Although set in Haiti, the film was shot primarily in Guadeloupe due to the political instability of Haiti at the time. L'Écuyer's budget for the film was not enough to pay for insurance to film in Port-au-Prince, so the film was largely shot in Pointe-à-Pitre. During filming, the crew encountered problems with equipment operation in the 35 C weather.

==Release==
The film premiered at the 2004 Toronto International Film Festival.

The premiere performance in the United States occurred when the film was screened at the San Francisco Black Film Festival on 8 June 2005.

When Miami Dade College screened the film in December 2006, the filmmakers were present afterward for a question and answer session.

==Reception==
Le Devoirs review after the conclusion of the 2004 TIFF was mixed: while the review praised L’Écuyer's understanding of Haiti in the 1970s and his familiarity with Laferrière's works, it was disappointed with the acting.

La Presse rated the film three stars, saying that L’Écuyer was able to capture the moments where beauty thumbs its nose at the violence and fear of Haiti's political climate in the wake of François Duvalier's death.

While Le Droit seemed impressed by L’Écuyer's ability to show the audience the tumultuous changes in an adolescent psyche – especially given the political environment, the reviewer also expressed disappointment in the acting. They felt the delivery of lines was too practiced, stating that the film "struggled" to give the characters "dimension".

Le Canada français found the film to be an intriguing tale, giving Lansana Kourouma praise for his portrayal of Fanfan.

Variety was less pleased with the film, stating that the coming-of-age tale was predictable and not unique, as well as being more consistent with an anecdote than with a dramatic piece. They were also put off by the climaxes of the story, stating that the sexual climax was "mildly discomforting".

Film Threat had praise for every aspect of the production and the reviewer was particularly pleased with L’Écuyer's decision not to "force" events on the viewer, to allow the story to "seep" into the audience's awareness. Though they did point out there are moments where the film "sputters", they also made certain to note that the film would likely appeal to audiences around the world.
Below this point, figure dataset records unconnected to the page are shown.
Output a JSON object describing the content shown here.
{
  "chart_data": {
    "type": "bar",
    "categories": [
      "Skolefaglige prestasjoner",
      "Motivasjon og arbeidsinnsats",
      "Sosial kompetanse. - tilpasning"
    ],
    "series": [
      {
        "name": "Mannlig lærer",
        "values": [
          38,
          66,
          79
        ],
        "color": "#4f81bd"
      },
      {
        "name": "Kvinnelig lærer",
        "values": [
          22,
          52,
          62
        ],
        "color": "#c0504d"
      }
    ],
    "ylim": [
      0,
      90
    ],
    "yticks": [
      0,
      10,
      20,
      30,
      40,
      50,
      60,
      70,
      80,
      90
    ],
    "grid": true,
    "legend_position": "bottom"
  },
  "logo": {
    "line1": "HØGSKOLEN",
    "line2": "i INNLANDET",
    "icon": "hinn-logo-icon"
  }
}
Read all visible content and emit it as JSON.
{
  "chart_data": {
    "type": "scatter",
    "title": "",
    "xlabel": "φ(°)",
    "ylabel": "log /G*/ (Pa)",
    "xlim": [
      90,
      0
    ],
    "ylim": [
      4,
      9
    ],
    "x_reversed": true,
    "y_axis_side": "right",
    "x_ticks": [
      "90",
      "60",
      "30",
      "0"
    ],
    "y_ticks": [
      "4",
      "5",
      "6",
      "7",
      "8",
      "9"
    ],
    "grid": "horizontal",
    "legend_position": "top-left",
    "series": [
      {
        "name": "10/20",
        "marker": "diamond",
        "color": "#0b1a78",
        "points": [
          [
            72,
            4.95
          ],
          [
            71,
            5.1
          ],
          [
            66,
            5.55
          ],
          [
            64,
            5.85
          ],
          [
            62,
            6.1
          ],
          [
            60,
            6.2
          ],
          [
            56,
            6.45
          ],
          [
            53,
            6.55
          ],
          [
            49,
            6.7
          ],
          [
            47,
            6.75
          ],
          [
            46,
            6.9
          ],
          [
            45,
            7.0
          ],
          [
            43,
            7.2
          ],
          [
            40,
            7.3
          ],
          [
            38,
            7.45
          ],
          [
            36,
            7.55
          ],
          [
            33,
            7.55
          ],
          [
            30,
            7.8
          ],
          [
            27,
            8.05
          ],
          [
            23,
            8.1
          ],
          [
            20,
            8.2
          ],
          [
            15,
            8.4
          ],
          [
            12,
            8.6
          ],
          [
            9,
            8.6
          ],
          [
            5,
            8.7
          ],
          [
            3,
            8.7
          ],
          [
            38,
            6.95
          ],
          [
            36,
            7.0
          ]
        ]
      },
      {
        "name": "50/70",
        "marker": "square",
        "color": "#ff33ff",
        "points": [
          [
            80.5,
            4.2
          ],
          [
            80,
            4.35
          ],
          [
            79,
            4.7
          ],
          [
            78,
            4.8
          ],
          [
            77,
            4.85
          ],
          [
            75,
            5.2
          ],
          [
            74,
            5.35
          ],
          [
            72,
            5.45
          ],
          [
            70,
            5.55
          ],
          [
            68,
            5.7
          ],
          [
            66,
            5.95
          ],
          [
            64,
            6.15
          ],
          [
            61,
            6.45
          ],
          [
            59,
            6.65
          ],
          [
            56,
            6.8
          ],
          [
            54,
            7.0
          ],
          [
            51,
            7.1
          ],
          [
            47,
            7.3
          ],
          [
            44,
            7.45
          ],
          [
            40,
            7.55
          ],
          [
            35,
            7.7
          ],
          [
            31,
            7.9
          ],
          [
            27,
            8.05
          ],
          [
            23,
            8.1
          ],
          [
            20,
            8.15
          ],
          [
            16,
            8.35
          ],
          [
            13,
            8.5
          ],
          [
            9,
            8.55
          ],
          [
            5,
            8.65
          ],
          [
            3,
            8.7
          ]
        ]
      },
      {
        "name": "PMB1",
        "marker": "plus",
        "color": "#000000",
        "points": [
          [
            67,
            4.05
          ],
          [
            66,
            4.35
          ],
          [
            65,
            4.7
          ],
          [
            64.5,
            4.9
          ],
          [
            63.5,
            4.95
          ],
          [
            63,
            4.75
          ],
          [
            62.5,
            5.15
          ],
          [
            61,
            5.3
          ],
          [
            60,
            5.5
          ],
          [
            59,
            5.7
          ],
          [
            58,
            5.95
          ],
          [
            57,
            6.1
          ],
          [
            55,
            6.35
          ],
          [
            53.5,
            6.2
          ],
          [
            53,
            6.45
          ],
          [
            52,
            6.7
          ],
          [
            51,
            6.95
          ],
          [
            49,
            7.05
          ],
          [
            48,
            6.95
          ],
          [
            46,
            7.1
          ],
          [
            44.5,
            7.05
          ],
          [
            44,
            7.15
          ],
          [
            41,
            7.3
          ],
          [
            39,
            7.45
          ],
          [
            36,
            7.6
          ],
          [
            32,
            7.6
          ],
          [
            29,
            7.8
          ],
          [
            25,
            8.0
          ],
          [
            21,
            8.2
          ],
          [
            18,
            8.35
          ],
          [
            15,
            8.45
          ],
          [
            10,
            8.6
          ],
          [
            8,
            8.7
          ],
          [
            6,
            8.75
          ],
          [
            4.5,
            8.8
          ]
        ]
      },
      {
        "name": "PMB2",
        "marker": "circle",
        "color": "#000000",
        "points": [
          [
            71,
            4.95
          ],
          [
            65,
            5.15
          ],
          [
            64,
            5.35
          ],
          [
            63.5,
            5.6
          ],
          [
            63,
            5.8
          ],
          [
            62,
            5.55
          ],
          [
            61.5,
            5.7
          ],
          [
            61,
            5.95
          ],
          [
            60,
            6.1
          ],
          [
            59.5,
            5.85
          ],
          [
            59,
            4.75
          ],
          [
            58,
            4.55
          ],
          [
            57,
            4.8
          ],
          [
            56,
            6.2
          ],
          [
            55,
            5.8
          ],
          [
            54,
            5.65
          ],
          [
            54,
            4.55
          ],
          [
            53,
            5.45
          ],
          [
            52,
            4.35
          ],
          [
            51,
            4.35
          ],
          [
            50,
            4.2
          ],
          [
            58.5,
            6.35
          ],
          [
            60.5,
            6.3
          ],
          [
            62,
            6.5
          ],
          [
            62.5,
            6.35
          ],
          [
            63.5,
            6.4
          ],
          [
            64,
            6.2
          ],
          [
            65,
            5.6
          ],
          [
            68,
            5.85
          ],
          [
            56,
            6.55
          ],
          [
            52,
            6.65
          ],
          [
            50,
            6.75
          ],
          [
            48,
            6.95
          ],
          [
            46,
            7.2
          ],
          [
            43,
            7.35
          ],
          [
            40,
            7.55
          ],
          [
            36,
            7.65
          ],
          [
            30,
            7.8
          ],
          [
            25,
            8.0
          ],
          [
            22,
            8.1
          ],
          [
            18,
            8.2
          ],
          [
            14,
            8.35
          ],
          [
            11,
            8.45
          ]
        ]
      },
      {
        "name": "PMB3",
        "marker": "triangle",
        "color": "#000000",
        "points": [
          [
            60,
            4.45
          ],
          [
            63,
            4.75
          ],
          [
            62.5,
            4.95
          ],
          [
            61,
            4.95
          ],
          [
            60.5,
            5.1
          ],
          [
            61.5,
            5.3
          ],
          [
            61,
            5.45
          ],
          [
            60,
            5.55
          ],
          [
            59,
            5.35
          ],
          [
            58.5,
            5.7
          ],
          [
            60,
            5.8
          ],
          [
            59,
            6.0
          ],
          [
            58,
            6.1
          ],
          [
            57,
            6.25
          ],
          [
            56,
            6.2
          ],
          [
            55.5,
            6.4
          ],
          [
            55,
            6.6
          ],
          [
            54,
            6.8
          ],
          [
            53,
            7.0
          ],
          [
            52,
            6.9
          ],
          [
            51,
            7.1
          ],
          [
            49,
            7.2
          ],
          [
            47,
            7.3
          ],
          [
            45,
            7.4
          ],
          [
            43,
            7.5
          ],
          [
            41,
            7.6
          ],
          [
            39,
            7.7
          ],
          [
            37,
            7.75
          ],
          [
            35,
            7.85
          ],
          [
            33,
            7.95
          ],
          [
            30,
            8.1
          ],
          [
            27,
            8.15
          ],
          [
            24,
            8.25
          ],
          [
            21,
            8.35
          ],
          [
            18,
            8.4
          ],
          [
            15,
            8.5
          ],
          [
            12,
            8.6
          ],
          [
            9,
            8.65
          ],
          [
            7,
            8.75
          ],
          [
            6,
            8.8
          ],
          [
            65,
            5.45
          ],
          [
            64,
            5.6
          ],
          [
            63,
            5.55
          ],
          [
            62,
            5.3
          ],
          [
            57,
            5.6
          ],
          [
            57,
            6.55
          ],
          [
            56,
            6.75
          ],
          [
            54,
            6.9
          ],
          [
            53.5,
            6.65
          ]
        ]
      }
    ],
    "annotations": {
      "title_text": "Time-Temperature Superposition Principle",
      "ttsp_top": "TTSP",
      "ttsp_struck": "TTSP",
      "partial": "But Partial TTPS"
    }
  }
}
The National Post rated the film three stars, commenting that the French title is illustrative of the way that the audience is given the interaction with the female characters, saying, "[T]hat's all you get of them: a taste." The reviewer does point out that there is a dichotomy in Fanfan's "delusion" that he's being pursued by the Tonton Macoute and the sexual fantasy he lives out.

The Atlanta Constitution gave a positive review, stating that L'Écuyer brings the chaos of 1971 Haiti and Fanfan's sexual awakening "smoothly", fluctuating between tension and humor and allowing characters other than Fanfan to "address the camera".

The Los Angeles Times noted that the setting and opening of the film might lead viewers to expect something action-oriented, rather than the "more mellow path" of following Fanfan leaving his innocence behind over the course of a weekend. The reviewer commented that the story had a "certain sweetness".

==Nominations==
It was a Black Reel Award nominee for Outstanding Independent Film at the Black Reel Awards of 2006.

The film also received Honorable Mention for the Best Feature Jury Award at the Pan African Film Festival in 2006.